The diagnosis every two years is always 'Mild dysplastic changes'. Well last night when the doctor called me, he advised me that it was in fact a concern as 6 months ago (I had just started Cellcept) the mole was perfectly normal.
When it was removed last week, the results have come in as 'Moderate dysplastic changes' - he is concerned that in a very short space of time, I have gone from my usual 'mild changes' to now 'moderate changes'. Is it the Cellcept I wonder? The guidelines with this drug are clear *if you have had any kind of skin cancer, you should not take this drug*
Now I havent had skin cancer, but I do get the dysplastic nevus syndrome and now they appear to be changing much faster than prior to Cellcept. Just not sure what to do now, my skin doctor wants me to contact my Rheumy on Monday to see what he thinks but who weighs up this risk and is it worth accepting?

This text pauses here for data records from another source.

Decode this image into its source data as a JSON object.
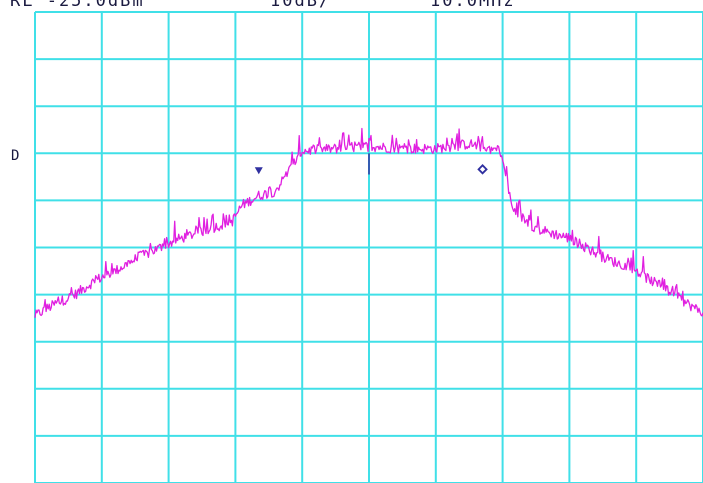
{
  "header": {
    "ref_level": "RL -25.0dBm",
    "scale": "10dB/",
    "span": "10.0MHz"
  },
  "display_line_label": "D",
  "colors": {
    "grid": "#40e0e8",
    "trace": "#e020e0",
    "marker": "#3030a0",
    "text": "#1a1a40",
    "background": "#ffffff"
  },
  "chart_data": {
    "type": "line",
    "title": "",
    "xlabel": "",
    "ylabel": "",
    "x_divisions": 10,
    "y_divisions": 10,
    "xlim": [
      0,
      10
    ],
    "ylim": [
      0,
      10
    ],
    "grid": true,
    "series": [
      {
        "x": [
          0.0,
          0.3,
          0.6,
          0.9,
          1.2,
          1.5,
          1.8,
          2.1,
          2.4,
          2.95,
          3.1,
          3.35,
          3.6,
          4.0,
          4.5,
          5.0,
          5.5,
          6.0,
          6.5,
          6.8,
          6.95,
          7.0,
          7.15,
          7.5,
          8.0,
          8.5,
          9.0,
          9.5,
          10.0
        ],
        "y": [
          3.55,
          3.8,
          4.0,
          4.3,
          4.5,
          4.75,
          4.95,
          5.15,
          5.3,
          5.55,
          5.9,
          6.1,
          6.2,
          7.05,
          7.1,
          7.15,
          7.1,
          7.1,
          7.2,
          7.1,
          7.05,
          6.85,
          5.8,
          5.4,
          5.2,
          4.8,
          4.5,
          4.05,
          3.6
        ]
      }
    ],
    "markers": [
      {
        "symbol": "triangle-down",
        "x": 3.35,
        "y": 6.62
      },
      {
        "symbol": "diamond",
        "x": 6.7,
        "y": 6.66
      }
    ],
    "display_line_y": 6.05
  }
}
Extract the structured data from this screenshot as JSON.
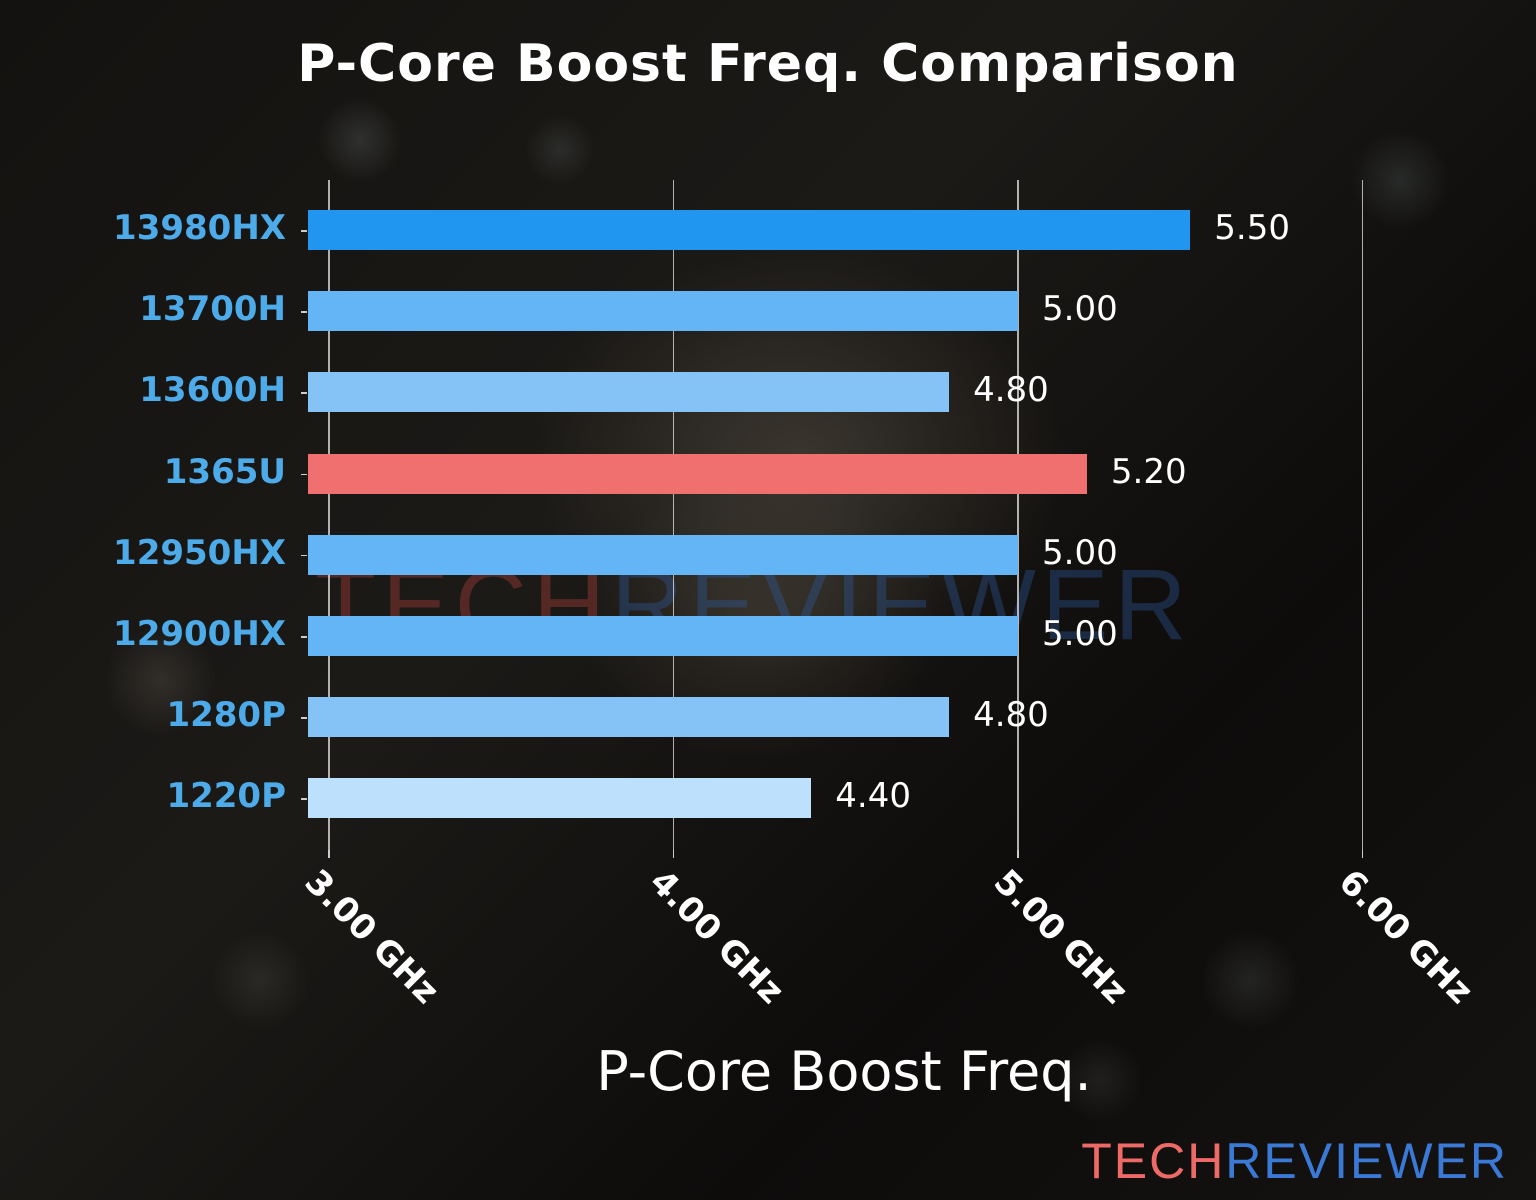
{
  "title": "P-Core Boost Freq. Comparison",
  "watermark": {
    "part1": "TECH",
    "part2": "REVIEWER"
  },
  "logo": {
    "part1": "TECH",
    "part2": "REVIEWER",
    "color1": "#EE6A66",
    "color2": "#3A7AD6"
  },
  "axis": {
    "xlabel": "P-Core Boost Freq.",
    "ticks": [
      "3.00 GHz",
      "4.00 GHz",
      "5.00 GHz",
      "6.00 GHz"
    ]
  },
  "chart_data": {
    "type": "bar",
    "orientation": "horizontal",
    "title": "P-Core Boost Freq. Comparison",
    "xlabel": "P-Core Boost Freq.",
    "ylabel": "",
    "categories": [
      "13980HX",
      "13700H",
      "13600H",
      "1365U",
      "12950HX",
      "12900HX",
      "1280P",
      "1220P"
    ],
    "values": [
      5.5,
      5.0,
      4.8,
      5.2,
      5.0,
      5.0,
      4.8,
      4.4
    ],
    "value_labels": [
      "5.50",
      "5.00",
      "4.80",
      "5.20",
      "5.00",
      "5.00",
      "4.80",
      "4.40"
    ],
    "bar_colors": [
      "#2196F0",
      "#64B5F6",
      "#85C3F6",
      "#F07070",
      "#64B5F6",
      "#64B5F6",
      "#85C3F6",
      "#BDE0FC"
    ],
    "highlight": "1365U",
    "xticks": [
      3.0,
      4.0,
      5.0,
      6.0
    ],
    "xtick_labels": [
      "3.00 GHz",
      "4.00 GHz",
      "5.00 GHz",
      "6.00 GHz"
    ],
    "xlim": [
      2.94,
      6.0
    ],
    "grid": "vertical",
    "legend": "none",
    "category_label_color": "#4DABEA",
    "value_label_color": "#FFFFFF"
  }
}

My goodness, we take one thing and we get another.
Thanks for listening.
Oh yes, Steve - it was so nice to finally meet you the other day and thank you for walking me back to the office - did it take you long to get home?
this is just my thoughts ....
if the cellcept is doing this to what you can see,
what is it doing to the rest of your body?
what other options are there?
will taking a stronger dose of mtx work instead?
btw ..... i am here is you want to chat :)
thanks for the coffee, love your smile
Im not very tolerant of MTX so I am going on a low dose and reducing the Cellcept to 1000mg a day. I had all these questions to ask the specialist but I forgot. I go back in March so my husband wants to come in with me as he can ask questions too which isnt a bad idea.
Originally Posted by steve.b
But MTX can cause skin cancer too, I guess there are not many options, my husband is worried if I come off the meds how I will cope and he also worries about the side effects but I will say that Cellcept has made a different to me and helped a huge amount.
Yep coffee was nice, I paid the price the next day - swollen joints, but I don't normally go out at lunch but it was nice to meet up.